Aziraphale devait reconnaître que vivre avec Crowley était étonnamment plus facile que ce à quoi il s'était attendu.

Bien sûr, tout n'était pas rose. Les premières semaines, ils durent s'accoutumer tant bien que mal à leur nouvelle existence. On ne se défait pas aisément d'habitudes millénaires. Chaque fois que l'un d'eux effectuait un geste compliqué de la main avant de se rendre compte qu'il n'aurait aucun effet ou se concentrait avant de réaliser que c'était en vain, il se serait mis des claques. Dans ces moments-là, Aziraphale refusait obstinément de quitter livre et divan pendant deux bonnes heures au moins. Quant à Crowley, il avait l'impression que les objets lui en voulaient personnellement et était capable de monter dans des colères épiques.

Ils frôlèrent quelques catastrophes et se sentirent souvent stupides. Comment les humains parvenaient-ils à se dépêtrer de toutes ces situations sans le moindre pouvoir ? La boîte de premiers secours s'étoffa. C'est fou comment on ne peut pas se permettre d'être distrait quand on est incapable de se soigner d'un simple mot.

Mais, dans l'ensemble, cela ne se passait pas trop mal. Ils apprirent beaucoup. Et les galères se terminaient plus souvent en fous-rires qu'en disputes. Il faut dire que passer la moitié de la journée au lit rendait les choses nettement plus supportables.

Aussi Aziraphale ne vit-il pas venir le contrecoup. C'est quand il crut qu'ils avaient surmonté le plus difficile qu'une étrange langueur s'empara de lui.

La librairie était fermée depuis août. Il s'était fixé le mois de novembre comme dernière limite pour la réouverture, mais il trouvait toujours une bonne excuse pour la reporter au lendemain. Au grand dam de Crowley, maniaque du rangement, Aziraphale avait petit à petit rapatrié les livres auxquels il tenait le plus dans l'appartement, où ils formaient des piles disséminées un peu partout. Ca lui suffisait. Lui qui ne s'était pas vraiment habitué au sommeil et se contentait de dormir trois ou quatre heures par nuit se mit à avoir du mal à se lever le matin. Il faisait bonne figure pour ne pas inquiéter Crowley et Adam, prétendant juste avoir envie de se reposer un peu après 6000 ans de labeur.

A part pour aller nourrir les canards à St James, il sortait de moins en moins. Londres lui tapait sur les nerfs. Peut-être un changement d'air lui ferait-il du bien ?


Crowley l'appela depuis la chambre :

« Mon ange, qu'est-ce que tu fais encore ? Fiche la paix à mon ordinateur et viens te coucher. »

« Dans cinq minutes, » répondit Aziraphale depuis le bureau, absorbé par les photos qu'il faisait défiler.

Crowley déboula en boxer, feignant l'indignation :

« Tu oses dire "dans cinq minutes" à celui qui a incarné la tentation pendant des millénaires et qui t'attend presque nu sur le lit ? »

« Je vais finir par croire qu'Adam a commis une erreur en s'occupant de ton cas. A mon avis, ce n'est pas en humain qu'il t'a transformé, mais en incube. »

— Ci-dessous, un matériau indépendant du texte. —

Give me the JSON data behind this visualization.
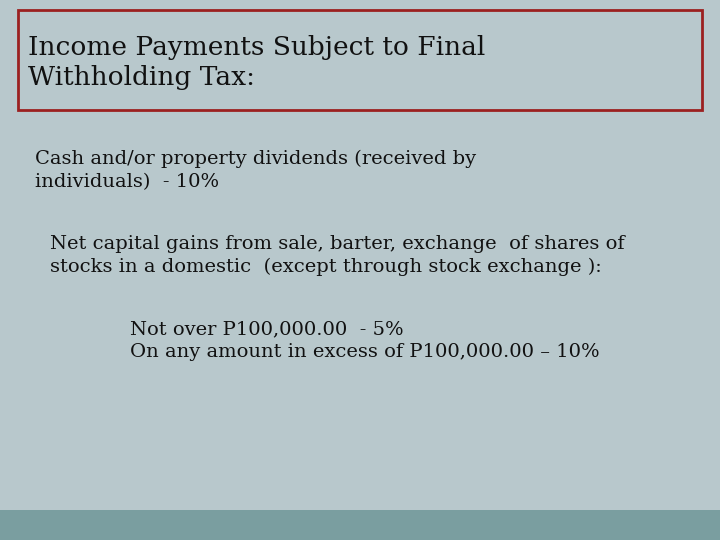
{
  "bg_color": "#b8c8cc",
  "bottom_bar_color": "#7a9ea0",
  "title_box_border_color": "#9b2020",
  "title_box_fill": "#b8c8cc",
  "title_text_line1": "Income Payments Subject to Final",
  "title_text_line2": "Withholding Tax:",
  "title_fontsize": 19,
  "body_fontsize": 14,
  "text_color": "#111111",
  "font_family": "serif",
  "line1a": "Cash and/or property dividends (received by",
  "line1b": "individuals)  - 10%",
  "line2a": "Net capital gains from sale, barter, exchange  of shares of",
  "line2b": "stocks in a domestic  (except through stock exchange ):",
  "line3a": "Not over P100,000.00  - 5%",
  "line3b": "On any amount in excess of P100,000.00 – 10%"
}
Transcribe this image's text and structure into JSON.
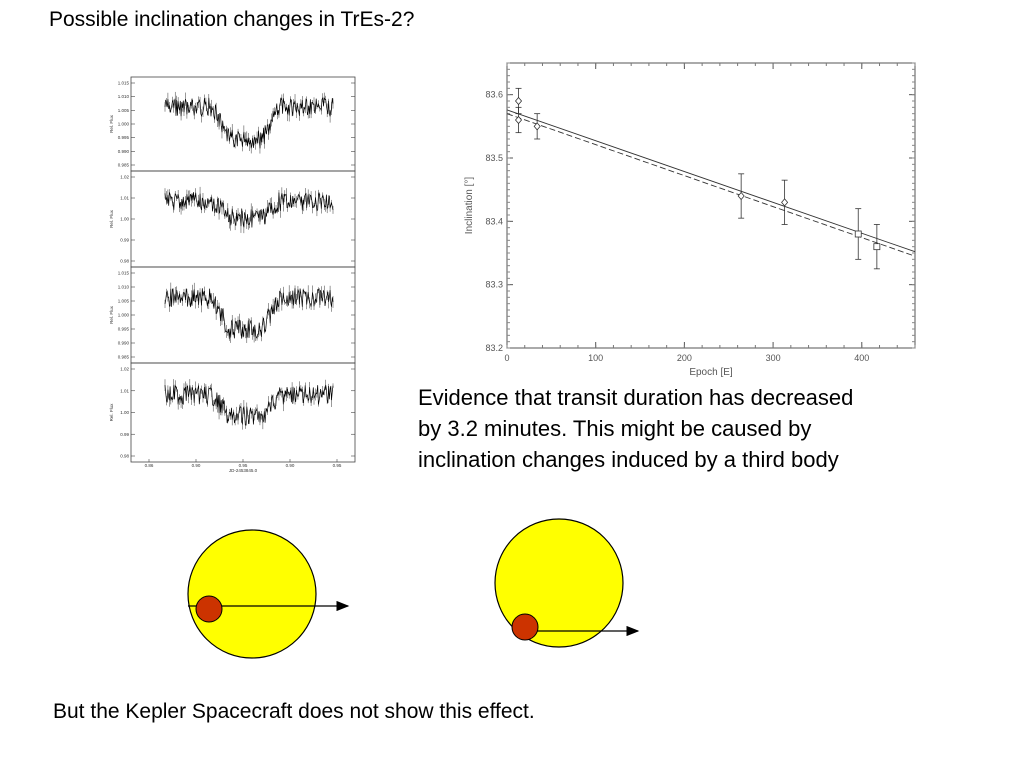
{
  "title": "Possible inclination changes in TrEs-2?",
  "chart_data": [
    {
      "type": "line",
      "panels": 4,
      "panel_ylabels": [
        "Rel. Flux",
        "Rel. Flux",
        "Rel. Flux",
        "Rel. Flux"
      ],
      "panel_yticks": [
        [
          "1.015",
          "1.010",
          "1.005",
          "1.000",
          "0.995",
          "0.990",
          "0.985"
        ],
        [
          "1.02",
          "1.01",
          "1.00",
          "0.99",
          "0.98"
        ],
        [
          "1.015",
          "1.010",
          "1.005",
          "1.000",
          "0.995",
          "0.990",
          "0.985"
        ],
        [
          "1.02",
          "1.01",
          "1.00",
          "0.99",
          "0.98"
        ]
      ],
      "xticks": [
        "0.86",
        "0.90",
        "0.95",
        "0.90",
        "0.95"
      ],
      "xlabel": "JD-2453845.0",
      "depths": [
        0.34,
        0.17,
        0.33,
        0.22
      ],
      "legend": "none",
      "grid": false
    },
    {
      "type": "scatter",
      "xlabel": "Epoch [E]",
      "ylabel": "Inclination [°]",
      "xlim": [
        0,
        460
      ],
      "ylim": [
        83.2,
        83.65
      ],
      "xticks": [
        0,
        100,
        200,
        300,
        400
      ],
      "yticks": [
        83.2,
        83.3,
        83.4,
        83.5,
        83.6
      ],
      "yticklabels": [
        "83.2",
        "83.3",
        "83.4",
        "83.5",
        "83.6"
      ],
      "xticklabels": [
        "0",
        "100",
        "200",
        "300",
        "400"
      ],
      "series": [
        {
          "marker": "diamond",
          "x": [
            13,
            13,
            34,
            264,
            313
          ],
          "y": [
            83.59,
            83.56,
            83.55,
            83.44,
            83.43
          ],
          "err": [
            0.02,
            0.02,
            0.02,
            0.035,
            0.035
          ]
        },
        {
          "marker": "square",
          "x": [
            396,
            417
          ],
          "y": [
            83.38,
            83.36
          ],
          "err": [
            0.04,
            0.035
          ]
        }
      ],
      "fits": [
        {
          "style": "solid",
          "x": [
            0,
            460
          ],
          "y": [
            83.576,
            83.352
          ]
        },
        {
          "style": "dashed",
          "x": [
            0,
            460
          ],
          "y": [
            83.57,
            83.345
          ]
        }
      ],
      "grid": false
    }
  ],
  "evidence_lines": [
    "Evidence that transit duration has decreased",
    "by 3.2 minutes. This might be caused by",
    "inclination changes induced by a third body"
  ],
  "colors": {
    "star": "#ffff00",
    "planet": "#cc3300",
    "outline": "#000000"
  },
  "footer": "But the Kepler Spacecraft does not show this effect."
}
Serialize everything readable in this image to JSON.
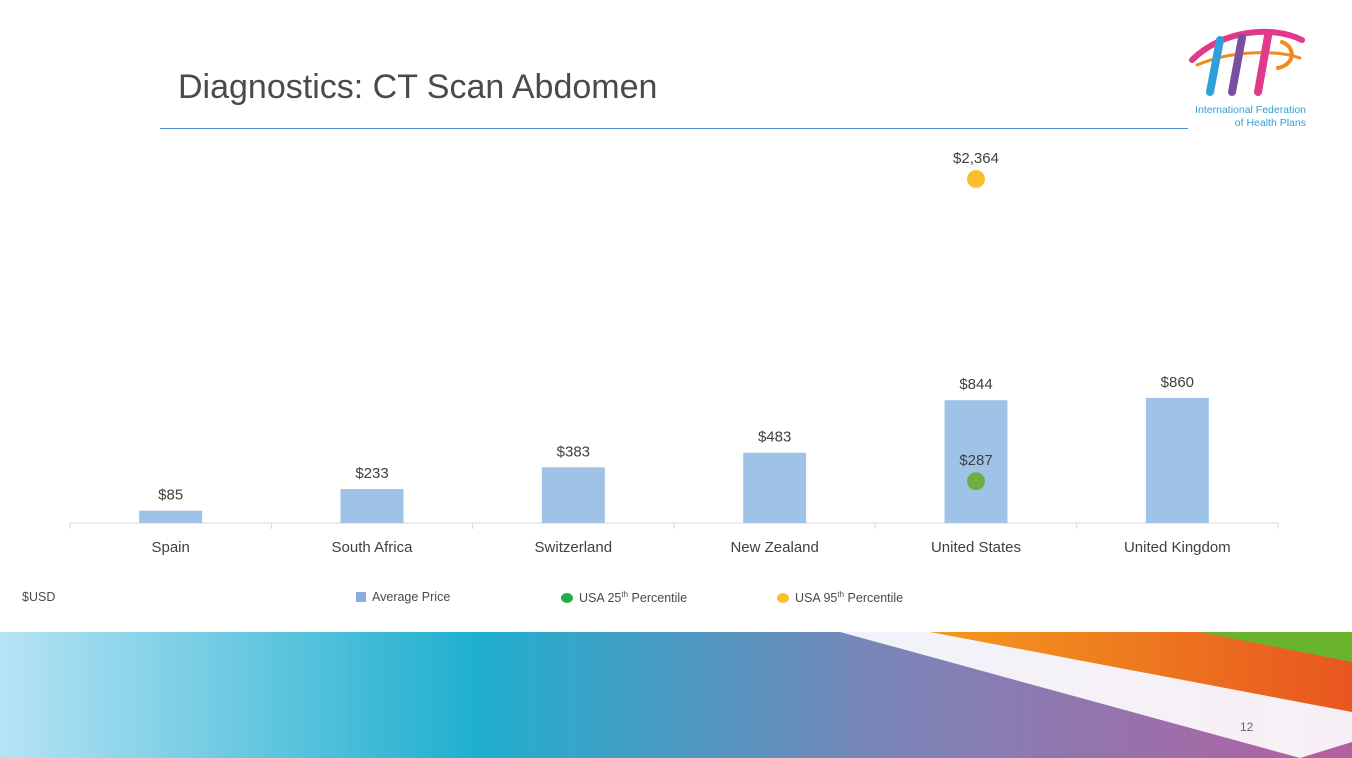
{
  "slide": {
    "title": "Diagnostics: CT Scan Abdomen",
    "page_number": "12"
  },
  "logo": {
    "line1": "International Federation",
    "line2": "of Health Plans"
  },
  "legend": {
    "units": "$USD",
    "average": "Average Price",
    "p25_prefix": "USA 25",
    "p25_sup": "th",
    "p25_suffix": " Percentile",
    "p95_prefix": "USA 95",
    "p95_sup": "th",
    "p95_suffix": " Percentile"
  },
  "colors": {
    "bar": "#9fc3e6",
    "p25": "#70ad47",
    "p95": "#fbbf2c",
    "legend_bar": "#8aaede",
    "legend_p25": "#1fae4b",
    "legend_p95": "#fbbf2c"
  },
  "chart_data": {
    "type": "bar",
    "categories": [
      "Spain",
      "South Africa",
      "Switzerland",
      "New Zealand",
      "United States",
      "United Kingdom"
    ],
    "series": [
      {
        "name": "Average Price",
        "type": "bar",
        "values": [
          85,
          233,
          383,
          483,
          844,
          860
        ],
        "labels": [
          "$85",
          "$233",
          "$383",
          "$483",
          "$844",
          "$860"
        ]
      },
      {
        "name": "USA 25th Percentile",
        "type": "marker",
        "values": [
          null,
          null,
          null,
          null,
          287,
          null
        ],
        "labels": [
          null,
          null,
          null,
          null,
          "$287",
          null
        ]
      },
      {
        "name": "USA 95th Percentile",
        "type": "marker",
        "values": [
          null,
          null,
          null,
          null,
          2364,
          null
        ],
        "labels": [
          null,
          null,
          null,
          null,
          "$2,364",
          null
        ]
      }
    ],
    "ylim": [
      0,
      2600
    ],
    "ylabel": "$USD",
    "grid": false,
    "legend_position": "bottom"
  }
}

Avant que Crowley puisse répliquer ou pire, essayer de prouver quoi que ce soit, Aziraphale lui désigna l'annonce qu'il était en train de consulter.

« Regarde. »

« Une maison ? Dans le Sussex ? »

« N'est-elle pas superbe ? »

« Euh. Peut-être. Mais pourquoi ? »

« Je me disais que ce serait un nouveau départ. »

Aziraphale lui montra les photos en les commentant avec enthousiasme :

« C'est exactement ce qu'il nous faut. Jette un œil à ce magnifique jardin d'hiver ! Ce sera parfait pour tes plantes. Et il y a deux chambres. »

« Oh. »

Devant l'air désappointé de Crowley, il expliqua en souriant :

« Il m'en faut une pour stocker tous les livres qui ne rentreront pas dans le salon. »

« Et ta librairie ? »

« J'en ouvrirais une autre là-bas. Avec des livres que je pourrais vendre sans regret. La perspective de batailler avec les clients ne m'amuse plus tellement. Peut-être de la littérature pour enfants ? »

Crowley affichait une mine déconfite. Aziraphale s'arrêta net.

« Qu'est-ce que tu en penses ? »

« C'est-à-dire que... Ouais. Enfin. Laisse-moi le temps de m'y faire, quoi. »

« C'était juste une idée en l'air, » mentit Aziraphale. « Donne-moi ton avis franchement. »

« Franchement ? Je ne me sens pas prêt à aller m'enterrer dans un trou perdu. »

« Je comprends. Ce n'est pas grave. »

Aziraphale éteignit l'ordinateur.

« Bon, » dit-il d'un ton léger pour masquer sa déception, « voyons si le tentateur millénaire n'a pas perdu la main. »


Avec l'hiver, la mélancolie d'Aziraphale s'accentua. Il se surprit quelquefois à pleurer sans raison. Il se détestait de ne pas parvenir à se secouer. Et il détestait la façon dont Crowley le regardait de plus en plus souvent. Comme s'il était un objet fragile à manipuler avec précaution.

Alors que, face à la baie vitrée, il contemplait Londres silencieuse dans son cocon de neige, l'origine du problème lui apparut brutalement. Comment avait-il pu mettre autant de temps à comprendre ? Ce vide qu'il ressentait à l'intérieur, c'était celui laissé par la présence de Dieu.

Il ne pouvait pas en parler à Adam sans donner l'impression de regretter son choix, ni à Crowley sans aggraver l'air coupable que celui-ci affichait déjà suffisamment souvent quand il trainait dans l'appartement, entre deux longues virées solitaires avec la Bentley.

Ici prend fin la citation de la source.